Most everyone knows that Jäger doubles as my service and personal protection dog. We were walking through Wal-Mart yesterday when a 16-17 year old girl walked out from one of the isles, saw Jäger, screamed, and leapt several feet to hide behind a display. I'm hard of hearing and she hurt my ears with that scream, gangly arms and legs flailing, and all sorts of excitement. It was a full blown conniption fit. Fortunately, Jäger stood still, did the twisty-turny head thing that shepherds do looking at her like she was insane.
I dressed her down for moving and screaming like that near a dog. I mean if you want bit, that's what to do. Her little sister (maybe 10-12) came over (she showed great interest) so I taught her to introduce herself to dogs. He licked her face and she loved it.

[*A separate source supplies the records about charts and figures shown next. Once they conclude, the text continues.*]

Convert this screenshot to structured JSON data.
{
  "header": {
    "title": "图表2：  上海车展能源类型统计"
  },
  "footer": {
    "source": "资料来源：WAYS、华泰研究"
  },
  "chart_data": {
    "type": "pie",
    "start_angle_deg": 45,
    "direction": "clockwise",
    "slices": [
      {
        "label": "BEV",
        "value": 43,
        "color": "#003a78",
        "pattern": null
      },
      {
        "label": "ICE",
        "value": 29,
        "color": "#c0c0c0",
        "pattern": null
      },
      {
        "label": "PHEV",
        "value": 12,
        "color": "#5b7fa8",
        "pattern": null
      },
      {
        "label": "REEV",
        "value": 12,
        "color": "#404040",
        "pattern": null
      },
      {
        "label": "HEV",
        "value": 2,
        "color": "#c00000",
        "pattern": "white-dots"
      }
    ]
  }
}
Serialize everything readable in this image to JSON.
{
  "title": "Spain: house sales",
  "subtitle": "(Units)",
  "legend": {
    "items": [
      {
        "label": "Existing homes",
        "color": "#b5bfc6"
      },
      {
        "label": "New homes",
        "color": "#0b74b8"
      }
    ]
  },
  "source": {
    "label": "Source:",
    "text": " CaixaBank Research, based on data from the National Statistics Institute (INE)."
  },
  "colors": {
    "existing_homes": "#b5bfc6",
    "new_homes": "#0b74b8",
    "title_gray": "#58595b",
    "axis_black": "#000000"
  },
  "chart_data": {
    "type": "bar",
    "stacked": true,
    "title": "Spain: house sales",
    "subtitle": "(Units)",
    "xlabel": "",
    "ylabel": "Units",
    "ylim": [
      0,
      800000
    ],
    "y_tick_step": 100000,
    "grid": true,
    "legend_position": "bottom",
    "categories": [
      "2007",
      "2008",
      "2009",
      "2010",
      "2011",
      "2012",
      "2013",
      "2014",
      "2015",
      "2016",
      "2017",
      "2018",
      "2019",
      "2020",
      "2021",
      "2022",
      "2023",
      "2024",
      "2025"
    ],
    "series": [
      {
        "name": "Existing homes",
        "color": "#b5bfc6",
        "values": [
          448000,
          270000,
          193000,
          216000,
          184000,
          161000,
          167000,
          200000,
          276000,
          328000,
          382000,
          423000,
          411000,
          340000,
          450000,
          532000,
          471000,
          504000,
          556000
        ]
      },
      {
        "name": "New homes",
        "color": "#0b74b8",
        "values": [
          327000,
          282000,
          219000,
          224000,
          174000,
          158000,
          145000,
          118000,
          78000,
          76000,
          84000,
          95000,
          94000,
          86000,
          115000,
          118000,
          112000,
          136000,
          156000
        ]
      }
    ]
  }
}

I gotta say that this is a great testimonial for giving a dog a good pack structure and setting them up to succeed. I made it a point to expose Jäger to as much as possible when he was growing up. Even now if he shows fear of something I make it a point to take him over to it, I touch it (sometimes repeatedly) until he decides it's nothing. I don't reward him at all, I just calmly recognize his trepidation and lead him through it to a winning conclusion. I submit to you that leadership like this prepares the dog to react to surprises predictably. You've got to remember the dog's ability to perceive things in the world. A plastic bag or scrap of paper whirling on the breeze is nothing to you, but in the dog's brain .... Yes it's not a real threat and you're not facing down an enemy, but he doesn't know that. Twenty false alarms are worth one real item.
If the screamer wasn't enough, 2 or 3 minutes later the store started checking the fire alarms, strobe lights and klaxons going off every couple of minutes. He looked at them while we were walking, he looked up at me and decided to ignore them too. A quick scratch behind the ears and we were on our way.
Bravo Jäger !!! (And you too, Red, for the training )
I've done a lot of the same with Lear - every inanimate thing he looked at or sometimes barked at with suspicion, I introduced him to it. I took advantage of halloween when he was 4 months old to do the same thing (with all the weird floaty things people put in their yards).